Sales are an essential catalyst to the share prices of U.S. stocks. To illustrate this point, a 4.3% growth in the S&P 500’s total sales over the past five years resulted in a 67% rise in its price, which closed at $3,329.62 on Monday.
The following stocks have outperformed the benchmark for the U.S. market in terms of higher sales growth over the past five years, posting large returns in the 130% to 218% range.
Since these companies have already achieved remarkable increases in total sales, they may potentially continue to increase their top lines in the years to come, which will produce positive effects on the share prices (though the past is no guarantee for future performance).
Furthermore, Wall Street analysts have released optimistic recommendation ratings for these companies.
L3Harris
The first company that meets the above-listed search criteria is L3Harris Technologies Inc (LHX, Financial).

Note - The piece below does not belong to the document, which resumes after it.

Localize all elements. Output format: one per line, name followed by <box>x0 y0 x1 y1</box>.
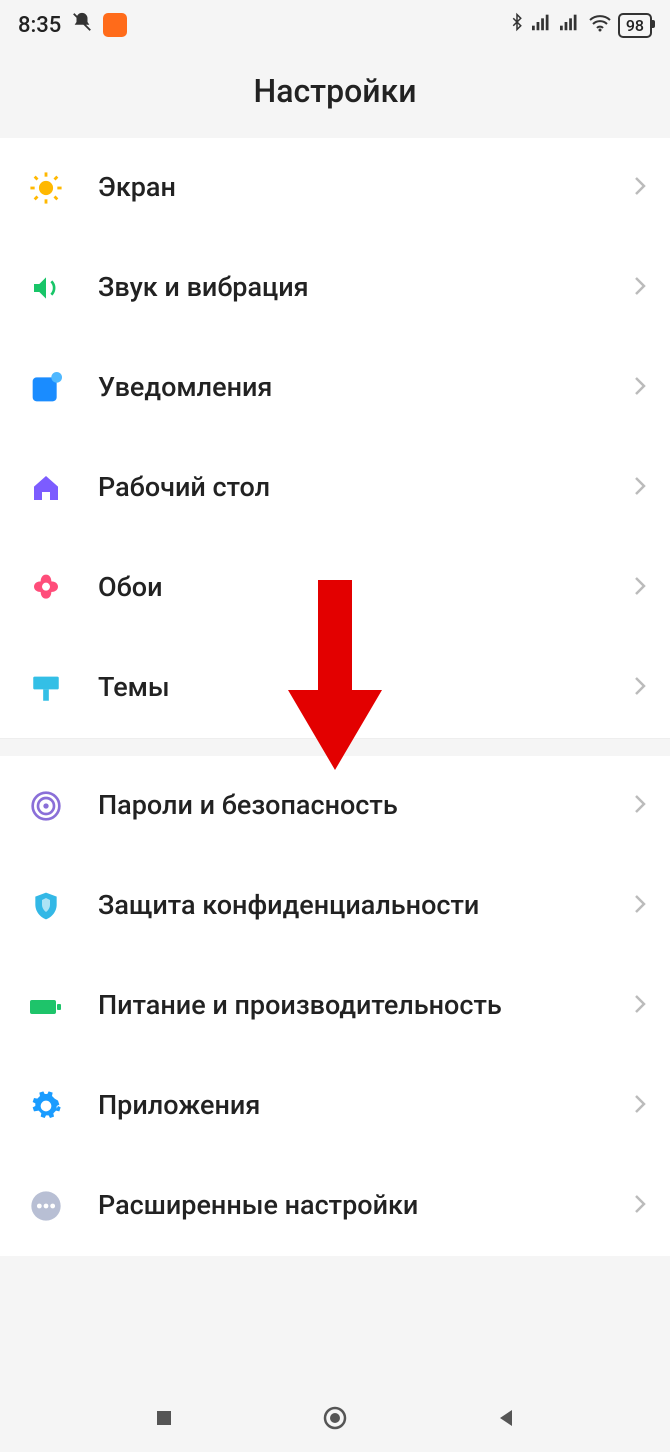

The American provider of technology-based solutions for mission-critical challenges of government and commercial customers has grown its total revenue by 8.6% over the past five years, resutling in a 217.5% increase in the share price.
The share price traded at $219.38 at close on Jan. 20 for a market capitalization of $48.5 billion.
The stock has a price-earnings ratio of 27.46 and a price-sales ratio of 3.47. According to the Peter Lynch chart, this stock is not cheap.
Wall Street sell-side analysts recommend buying this stock with an average target price of $248.12.
GuruFocus assigned the company a moderate financial strength rating of 5 out of 10 and a high profitability rating of 8 out of 10.
STERIS
The second company that meets the above-listed criteria is STERIS PLC (STE, Financial).
The Irish global provider of infection prevention and other procedural products and services has grown its total revenue by nearly 12% in the past five years, determining a 133.5% rise in the share price.
The stock was trading around a price of $154.13 per share at close on Jan. 20 for a market capitalization of $13.07 billion, a price-earnings ratio of 39.22 and a price-sales ratio of 4.55. These ratios, together with the below Peter Lynch chart, suggest that the stock is currently not cheap.
Wall Street sell-side analysts recommend an overweight rating for this stock, with an average target price is $167.33.
GuruFocus assigned the company a positive financial strength rating of 6 out of 10 and a high profitability rating of 8 out of 10.
Innospec Inc
The third company that has the above-listed criteria is Innospec Inc (IOSP, Financial).
The Englewood, Colorado-based developer, producer and seller of specialty chemicals has increased its total revenue by 11.3% in the past five years, causing a 153.2% increase in the share price.
The share price closed at $106.08 on Jan. 20 for a market capitalization of $2.60 billion. The stock has a price-earnings ratio of 25.75 and a price-sales ratio of 1.72. The Peter Lynch chart also shows that the share price doesn’t trade cheaply.
Wall Street sell-side analysts have recommended an overweight rating for this stock and established an average target price of $110.50.
Disclosure: I have no positions in any securities mentioned in this article.